Принесли шербет из черной смородины в тонком бисквитном «тюльпане» с алым соусом из свежей малины и каплей крепкого ликера, и Адель не скрыла своего восторга:
- Ах ты Господи, какая прелесть!
Она даже привстала, склоняясь над блюдом, корсаж чуть отошел от груди, и на миг стала очень ясно заметна нежная линия раздела между двумя холмиками.
- Не пейте больше, Адель. Это может вам повредить. Сегодня слишком жарко.
Она внимательно посмотрела на него:
- Вы часто бываете в таких местах, как это?
- Не так уж часто. Но если вам нравится, я готов бывать здесь каждое воскресенье.
Она допытывалась:
- А где же вы обычно бываете? В каких местах?
- В Опере, в Водевиле, в Амбигю. Или в Монтрее на скачках.
- В Монтрее! Так, значит, этот городок называется вашим именем?
Эдуард улыбнулся.
- Нет. Это мы стали Монтреями благодаря городку.
Адель произнесла, в замешательстве глядя на него:
- Представляете, я вдруг подумала, что совсем не знаю вас. Вы старше меня… На сколько?
- Полагаю, лет на двенадцать, Адель.
Мгновение она молчала, потом растерянно произнесла:
- Так ведь это получается, что, когда вы были в пансионе, я еще даже не родилась?
- Я не был в пансионе никогда, милая Адель. Я вообще нигде не учился.
- Нигде?
Какую-то секунду он и сам не мог взять в толк, почему говорит с ней об этом ей. Не в его правилах было что-то рассказывать о себе. Его прошлое принадлежало только ему и его матери, и он не делился им ни с кем. Но Адель была во всем какая-то особенная. Он произнес, не слишком, впрочем, охотно:
- Было время, когда я штудировал право в университете. Но ни в лицеях, ни в пансионах я никогда не был.

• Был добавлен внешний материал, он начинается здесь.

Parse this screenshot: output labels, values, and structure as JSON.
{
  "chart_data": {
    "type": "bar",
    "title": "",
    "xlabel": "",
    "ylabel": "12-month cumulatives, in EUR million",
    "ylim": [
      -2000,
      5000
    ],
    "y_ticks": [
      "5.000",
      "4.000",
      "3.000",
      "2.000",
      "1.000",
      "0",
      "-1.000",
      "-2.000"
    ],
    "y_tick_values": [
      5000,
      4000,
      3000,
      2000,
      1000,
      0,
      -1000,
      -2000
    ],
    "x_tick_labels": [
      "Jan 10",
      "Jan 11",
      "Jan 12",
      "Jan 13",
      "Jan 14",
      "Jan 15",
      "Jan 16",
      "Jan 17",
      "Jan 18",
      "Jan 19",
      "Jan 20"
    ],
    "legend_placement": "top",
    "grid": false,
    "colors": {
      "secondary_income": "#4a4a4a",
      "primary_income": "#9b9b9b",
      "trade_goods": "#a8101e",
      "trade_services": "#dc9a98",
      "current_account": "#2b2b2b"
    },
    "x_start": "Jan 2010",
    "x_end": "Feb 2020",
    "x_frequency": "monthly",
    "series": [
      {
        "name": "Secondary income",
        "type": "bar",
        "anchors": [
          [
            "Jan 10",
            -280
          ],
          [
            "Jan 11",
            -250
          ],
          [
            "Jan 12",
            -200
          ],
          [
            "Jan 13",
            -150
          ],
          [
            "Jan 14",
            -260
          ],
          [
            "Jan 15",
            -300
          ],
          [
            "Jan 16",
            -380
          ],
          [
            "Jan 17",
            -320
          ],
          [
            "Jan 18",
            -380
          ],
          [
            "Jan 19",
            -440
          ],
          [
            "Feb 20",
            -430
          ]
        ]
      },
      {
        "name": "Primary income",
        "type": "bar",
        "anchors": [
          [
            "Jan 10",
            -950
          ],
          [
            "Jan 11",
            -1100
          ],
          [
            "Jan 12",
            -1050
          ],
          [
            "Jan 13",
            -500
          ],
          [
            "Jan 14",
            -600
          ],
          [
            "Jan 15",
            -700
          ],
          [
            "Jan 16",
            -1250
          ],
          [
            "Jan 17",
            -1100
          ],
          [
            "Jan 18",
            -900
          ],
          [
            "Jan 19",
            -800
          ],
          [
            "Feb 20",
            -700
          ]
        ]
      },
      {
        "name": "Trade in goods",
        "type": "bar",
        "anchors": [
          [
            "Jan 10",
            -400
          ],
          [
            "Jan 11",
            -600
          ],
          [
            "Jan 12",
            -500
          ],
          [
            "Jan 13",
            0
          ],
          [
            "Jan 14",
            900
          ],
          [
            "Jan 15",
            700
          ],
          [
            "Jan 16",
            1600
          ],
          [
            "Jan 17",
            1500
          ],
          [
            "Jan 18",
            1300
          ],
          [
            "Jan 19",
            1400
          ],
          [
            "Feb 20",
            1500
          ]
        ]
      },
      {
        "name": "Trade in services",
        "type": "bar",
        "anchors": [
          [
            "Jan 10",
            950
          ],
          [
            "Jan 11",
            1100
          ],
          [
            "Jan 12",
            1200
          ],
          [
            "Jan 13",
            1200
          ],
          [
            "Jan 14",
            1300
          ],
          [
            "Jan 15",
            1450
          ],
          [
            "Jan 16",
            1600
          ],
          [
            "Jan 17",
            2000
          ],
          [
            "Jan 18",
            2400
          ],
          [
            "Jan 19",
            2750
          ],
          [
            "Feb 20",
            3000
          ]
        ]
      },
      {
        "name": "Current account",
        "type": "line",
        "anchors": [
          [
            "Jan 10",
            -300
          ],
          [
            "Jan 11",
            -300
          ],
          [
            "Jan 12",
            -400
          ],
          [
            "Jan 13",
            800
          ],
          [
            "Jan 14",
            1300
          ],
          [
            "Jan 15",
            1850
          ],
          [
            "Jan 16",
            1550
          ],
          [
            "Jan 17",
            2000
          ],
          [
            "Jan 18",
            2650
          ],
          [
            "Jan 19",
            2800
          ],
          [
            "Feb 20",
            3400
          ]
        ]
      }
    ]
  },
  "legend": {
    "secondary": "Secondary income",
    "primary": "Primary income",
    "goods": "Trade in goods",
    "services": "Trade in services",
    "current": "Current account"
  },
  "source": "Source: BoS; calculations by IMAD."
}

- Кто же вас учил? Ну, читать и писать?
- Сначала мама. А потом гувернантки.
- Ваша мама… Какая она?
Он покачал головой.
- Какая? Мне трудно это сказать. Я очень люблю ее.
- Мне кажется, - прошептала она, - я тоже ее люблю.
- Любите?
- Да. - Адель поспешно пояснила, заливаясь румянцем: - Может быть, это глупости, я ведь даже не видела ее никогда, но, раз ее любите вы, то, значит, и я тоже…
- Вы, стало быть, любите все, что люблю я?
- Все. Мне хочется, чтобы вам было хорошо.
Эдуард нежно коснулся губами ее руки:
- Ради Бога, предоставьте для начала эту роль мне, моя прелесть.
Он на миг задержал ее руку у своей щеки и почувствовал, как ее пальцы, робко освобождаясь, погладили его висок.
- Я уже не голодна, Эдуард, - сказала она, впервые называя его по имени. - Мне хочется пойти к Сене.
Он оплатил счет и, едва касаясь рукой талии девушки, повел Адель к выходу. Официанты кланялись им на прощанье, приглашая заходить еще. У самого выхода дорогу им неожиданно преградил мужчина в светлом сюртуке, с шелковым галстуком, повязанным вокруг шеи.
- Мадемуазель, - произнес он, приподнимая шляпу.
Адель, чуть нахмурясь, остановилась на мгновение. Она, казалось, не сразу узнала этого человека; потом лицо ее немного прояснилось и она сдержанно произнесла:
- Доброе утро, господин Лакруа.
Он окинул ее пристальным взором, раскланялся с Эдуардом и отошел в сторону, все так же не спуская с Адель глаз.
Графу де Монтрею не по вкусу пришелся этот явно заинтересованный его спутницей господин Лакруа. Скрывая раздражение, он спросил:
- Это ваш знакомый?
- Знакомый мамы, - не слишком охотно ответила Адель. - Я знала, что у него есть ресторан, но не думала, что именно этот.
- Вы, кажется, нравитесь ему.
Хмурясь, она ответила ему:
- Нет, не думаю.
Потом, на миг умолкнув, прислушалась к музыке и, просияв, воскликнула:
- А вот это уже Доницетти. Не так ли? Я права?
От жары вода в Сене стала теплой, как парное молоко. Засыпали, зарывшись в ил, утки. Стрекозы вяло перелетали с цветка на цветок. Душно было даже в густой тени огромных старых деревьев. От слабого ветра едва шевелилась высокая трава, сплошь покрывающая пологий склон холма.
Покусывая соломинку, Эдуард наблюдал за Адель. Скинув туфли, она босыми ногами шлепала по мелководью, иногда подбирала юбку повыше, заходила подальше и срывала лилии. В этот миг он видел ее стройные щиколотки, обтянутые белыми чулками и краешки кружевных панталон. Потом юбка опадала, скрывая то, чем он любовался раньше.